Tria Health

Question/ Intervention Goal/ Objectives

Tria Health’s goal is to reduce drug costs for chronic conditions that require multiple medications and to increase medication compliance. Better medication compliance has been shown to reduce healthcare costs, such as from hospital stays.

Method/ Calculation

The analysis reviewed emergency room (ambulatory) and inpatient hospital visits for selected chronic conditions. A group of 1,708 members who used the program were matched to 1,708 members who had not used the program. Matching was done based upon member age, diagnosis history, and quartile of per member per month medical costs. Diagnosis history focused on whether the member had claims with any of the following as a primary diagnosis: congestive heart failure, hypertension, asthma, chronic obstructive pulmonary disease, diabetes, and coronary artery disease. All members included in the analysis had continuous coverage in the benefit plan during the time periods reviewed.

The control (non-user) group’s year-over-year trend was applied to the intervention (user) group. The intervention group’s actual average cost per ER and inpatient visit were used to calculate cost savings.

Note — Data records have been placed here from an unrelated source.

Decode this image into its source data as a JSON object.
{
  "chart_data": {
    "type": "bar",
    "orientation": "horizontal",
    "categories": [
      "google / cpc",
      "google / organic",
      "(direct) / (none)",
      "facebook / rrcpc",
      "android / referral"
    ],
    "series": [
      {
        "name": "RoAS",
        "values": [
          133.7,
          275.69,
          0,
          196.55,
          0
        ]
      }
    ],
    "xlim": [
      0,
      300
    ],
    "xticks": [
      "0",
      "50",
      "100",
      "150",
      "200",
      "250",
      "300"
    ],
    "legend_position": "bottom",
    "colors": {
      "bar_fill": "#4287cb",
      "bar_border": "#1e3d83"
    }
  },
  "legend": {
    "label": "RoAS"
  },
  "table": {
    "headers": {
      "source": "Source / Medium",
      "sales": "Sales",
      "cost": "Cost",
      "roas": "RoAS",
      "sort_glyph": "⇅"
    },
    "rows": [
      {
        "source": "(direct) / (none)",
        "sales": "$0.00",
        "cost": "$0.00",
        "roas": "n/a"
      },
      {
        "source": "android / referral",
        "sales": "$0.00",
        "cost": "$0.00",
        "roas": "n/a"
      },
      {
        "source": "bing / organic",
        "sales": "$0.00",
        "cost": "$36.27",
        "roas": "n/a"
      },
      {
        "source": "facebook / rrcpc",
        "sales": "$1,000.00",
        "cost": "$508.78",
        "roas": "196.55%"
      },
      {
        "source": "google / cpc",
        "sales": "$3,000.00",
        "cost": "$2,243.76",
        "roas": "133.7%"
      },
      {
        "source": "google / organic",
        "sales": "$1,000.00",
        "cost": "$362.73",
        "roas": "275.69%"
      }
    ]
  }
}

Findings/ Metric/ Outcome/ Savings

See Table I below for a summary of the study group’s actual trends and comparison to the control group’s trends. The gross difference between the study group’s actual costs and the hypothetical costs was $782,104

Table 1 — Study Group Actuals/ Control Group Trends

2017 2018 2019
Emergency Room Visits
Actual ER Rate / 100 Members 1.46 1.46 1.93
$90,168 $102,471
Hypothetical ER Rate/ 100 members ^ 1.90 2.01
ER visits – hypothetical 32 34
Hypothetical Costs $116,885 $106,381
Actual vs. hypothetical $(26,716) $(3,910)
Inpatient Stays
Actual IP Rate/ 100 Members 1.81 1.35 1.11
Actual IP admits 31 23 19
Actual Costs $499,438 $379,091
Hypothetical IP rate/ 100 members ^ 2.88 1.65
IP visits hypothetical 49 28
Hypothetical Costs $1,069,130 $560,878
Actual – Hypothetical $(569,692) $(181,786)


The frequency of the target ER and inpatient visits is relatively low for a working-age population. The infrequency likely contributed to the intervention and control groups having different baseline rates and different average per-visit costs. The analysis strives for a conservative estimate of savings, by applying the (lower) study group’s average visit costs to the calculation. This may understate the true impact.